We have in this image a complete set of all transitions for all lines (of width 4; the width 10 transition graph was too big to properly visualize, and even this is pushing it). And, with the data from the tens of thousands of MCTS games we had, it was possible to get a frequency for every transition in this graph, ranging from “vanishingly rare” to “happens almost every game”. There is one starting point – the empty line – and two ending points, not shown in this graph: a flat dying to clear a line, or a flat becoming immortal and never changing again. We could model this.

Model it how? The Ford-Fulkerson method. Imagine the empty well as a source of water, and the two possible end states are buckets. The “water” that travels through the graph all winds up either in a “immortal” bucket or a “cleared” bucket.

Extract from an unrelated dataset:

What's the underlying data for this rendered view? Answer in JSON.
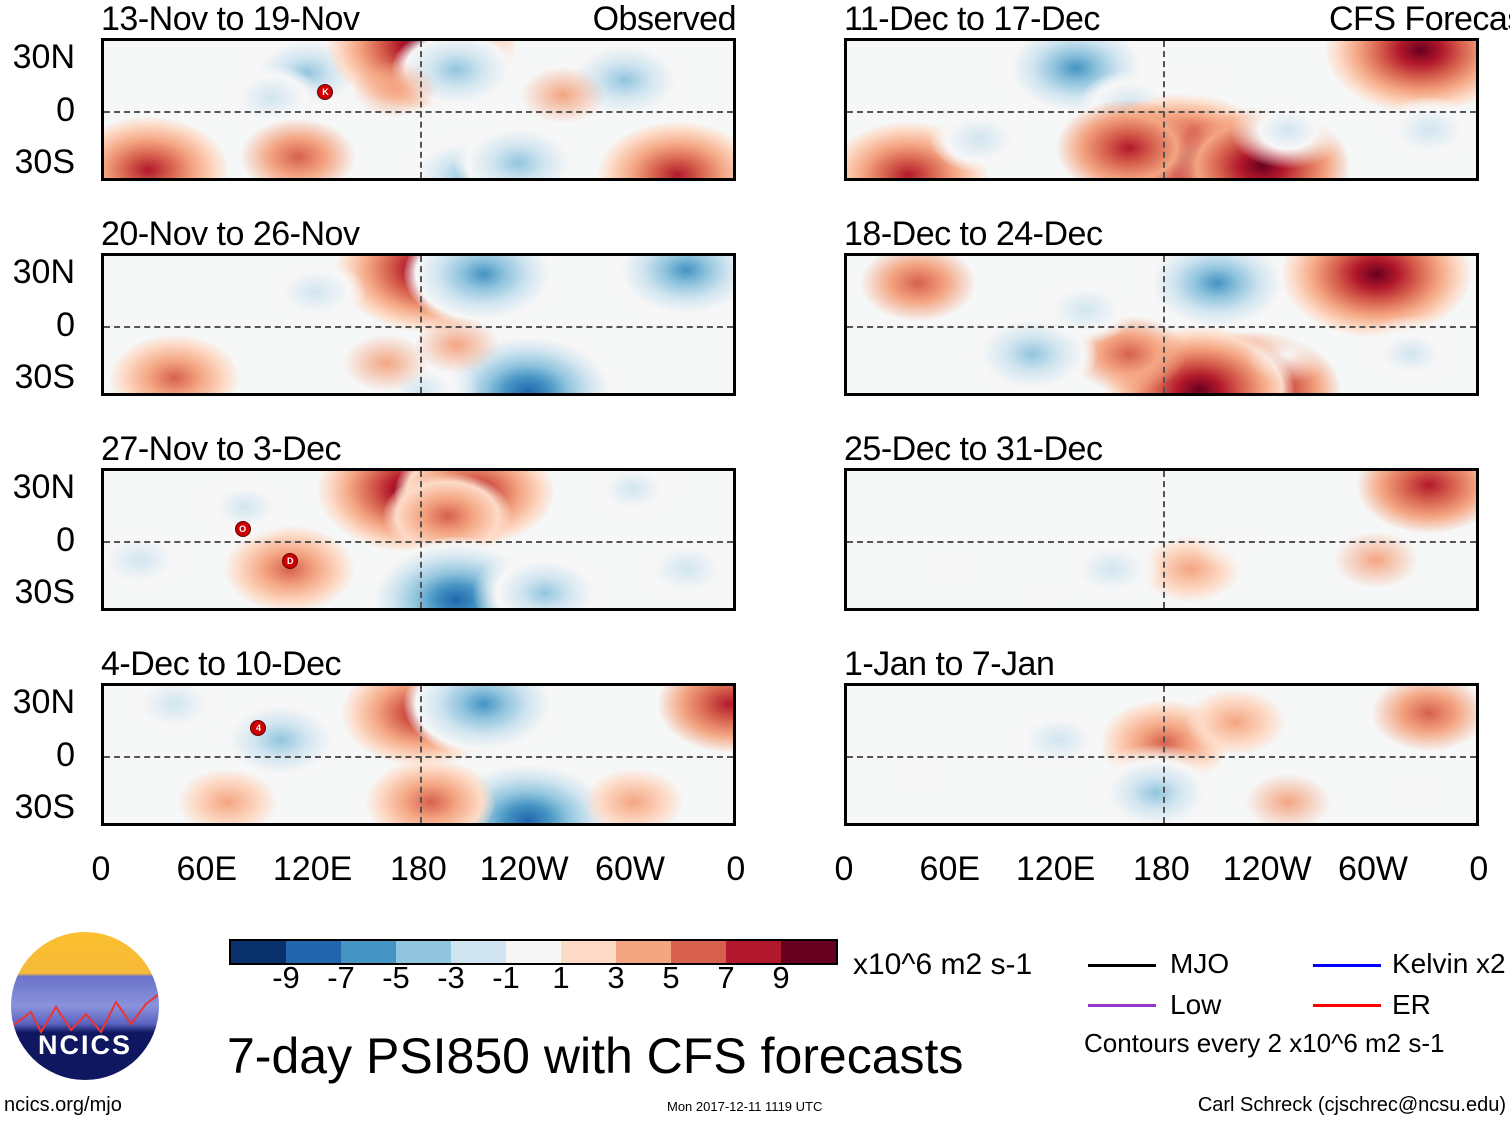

The frequency of the transitions in the graph, then, represents how ‘wide’ the channel is. Any flat *can* eventually be cleared, and any flat *can* become immortal, but if you have a pipe a foot wide towards one bucket and a drinking straw towards the other bucket, the amount of water in each bucket at the end will be different. What we want is to rank how good different flats are based on how much of the ‘water’ flowing through them eventually goes towards the bucket labeled ‘cleared’. This is what Ford-Fulkerson does (in broad strokes, it doesn’t actually model water), and with Mathematica’s implementation of it, we had **clearability**, the first part of our graph theory heuristic.

The second part was based on similar reasoning. Imagine you have what is frequently an incredible flat when it’s at the top, but the flat is now buried so deep below the surface of the well that no piece will ever reach it. No matter how easy that flat might be to clear in theory, in practice, it’ll never happen. So, we added a second component to the heuristic, **permeability**. We went through the tens of thousands of MCTS games again and made a second graph, this time detailing which pairs of lines had pieces go from the upper to the lower, and which didn’t.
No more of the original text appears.